Es ist auch nicht so, dass ich nicht wusste was mich erwartet. Aber dieser Blog wäre nicht vollständig, wenn ich die folgenden Zeilen ausließe:

Von Zeit zu Zeit bin ich müde.

Ich bin seit elf Tagen unterwegs, und von Erholung kann keine Rede sein. Zwar war der Kopf schon am ersten Tag komplett frei vom Alltag, aber natürlich ist die ganze Geschichte anstrengend. Beim Fahren bin ich 100%ig konzentriert, und der heftige Wind der letzten beiden Etappen hat ordentlich Arbeit gekostet. Mein Kopf, meine Schultern und Arme fangen langsam an nachzulassen.
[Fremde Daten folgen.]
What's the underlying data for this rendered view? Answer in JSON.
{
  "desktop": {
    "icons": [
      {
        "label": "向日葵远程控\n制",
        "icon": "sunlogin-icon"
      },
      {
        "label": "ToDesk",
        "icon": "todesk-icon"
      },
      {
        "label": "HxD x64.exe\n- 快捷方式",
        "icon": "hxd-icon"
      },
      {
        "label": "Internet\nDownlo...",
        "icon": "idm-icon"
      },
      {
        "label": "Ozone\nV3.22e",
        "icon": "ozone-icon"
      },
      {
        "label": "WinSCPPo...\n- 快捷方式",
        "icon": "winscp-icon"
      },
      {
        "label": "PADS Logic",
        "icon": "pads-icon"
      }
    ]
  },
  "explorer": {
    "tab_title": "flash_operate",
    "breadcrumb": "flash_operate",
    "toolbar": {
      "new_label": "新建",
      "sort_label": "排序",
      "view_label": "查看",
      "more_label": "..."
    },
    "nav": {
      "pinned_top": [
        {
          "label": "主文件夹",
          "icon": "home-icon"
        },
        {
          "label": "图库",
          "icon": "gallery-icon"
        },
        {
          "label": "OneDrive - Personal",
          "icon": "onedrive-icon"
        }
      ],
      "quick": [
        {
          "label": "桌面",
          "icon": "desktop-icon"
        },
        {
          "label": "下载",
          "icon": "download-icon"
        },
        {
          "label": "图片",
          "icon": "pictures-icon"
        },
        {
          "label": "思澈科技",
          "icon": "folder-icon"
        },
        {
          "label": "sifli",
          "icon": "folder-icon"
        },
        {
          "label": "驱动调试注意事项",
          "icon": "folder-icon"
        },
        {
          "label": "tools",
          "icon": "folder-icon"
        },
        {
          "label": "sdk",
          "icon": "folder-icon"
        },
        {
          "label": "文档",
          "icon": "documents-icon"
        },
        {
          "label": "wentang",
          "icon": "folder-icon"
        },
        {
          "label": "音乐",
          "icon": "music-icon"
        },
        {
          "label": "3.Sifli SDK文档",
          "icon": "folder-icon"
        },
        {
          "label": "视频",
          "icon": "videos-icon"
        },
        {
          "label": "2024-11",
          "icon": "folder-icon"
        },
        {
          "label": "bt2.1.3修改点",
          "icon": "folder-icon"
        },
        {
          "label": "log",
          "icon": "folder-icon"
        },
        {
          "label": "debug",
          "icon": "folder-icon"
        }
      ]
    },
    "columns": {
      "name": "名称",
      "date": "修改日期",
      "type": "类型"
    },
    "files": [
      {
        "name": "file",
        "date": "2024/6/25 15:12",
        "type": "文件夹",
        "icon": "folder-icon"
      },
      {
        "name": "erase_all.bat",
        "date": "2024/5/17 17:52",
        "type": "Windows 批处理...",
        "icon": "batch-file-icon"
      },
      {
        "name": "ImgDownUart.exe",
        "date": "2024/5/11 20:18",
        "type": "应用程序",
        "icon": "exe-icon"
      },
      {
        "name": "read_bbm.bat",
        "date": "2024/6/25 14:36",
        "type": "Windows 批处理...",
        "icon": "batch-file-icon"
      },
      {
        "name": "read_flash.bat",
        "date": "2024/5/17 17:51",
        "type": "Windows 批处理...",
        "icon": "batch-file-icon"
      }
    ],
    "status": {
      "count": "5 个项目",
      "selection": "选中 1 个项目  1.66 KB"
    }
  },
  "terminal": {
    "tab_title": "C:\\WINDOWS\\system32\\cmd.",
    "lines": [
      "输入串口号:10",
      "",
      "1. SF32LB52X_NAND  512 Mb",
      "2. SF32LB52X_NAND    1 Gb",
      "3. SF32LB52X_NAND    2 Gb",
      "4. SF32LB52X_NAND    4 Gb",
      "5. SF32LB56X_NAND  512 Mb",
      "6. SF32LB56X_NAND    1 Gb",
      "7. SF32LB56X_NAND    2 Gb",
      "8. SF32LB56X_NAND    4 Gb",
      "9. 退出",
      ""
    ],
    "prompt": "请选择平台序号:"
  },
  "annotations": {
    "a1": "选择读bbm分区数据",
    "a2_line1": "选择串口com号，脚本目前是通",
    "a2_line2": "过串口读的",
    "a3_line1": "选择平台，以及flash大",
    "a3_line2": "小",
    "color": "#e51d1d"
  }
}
Dieses Gefühl erwischt mich von Zeit zu Zeit. Und es erinnert mich jedes Mal daran dass ich mich nicht in einem Pauschal-Urlaub am Strand befinde. Das ist der große Vorteil eines solchen Trips, aber auch der Nachteil.

Dennoch ist es immer wieder ein wunderbares Gefühl, aufs Motorrad zu steigen und die nächste Etappe anzugehen. Ich freue mich auf daheim, aber auch auch den Weg dorthin.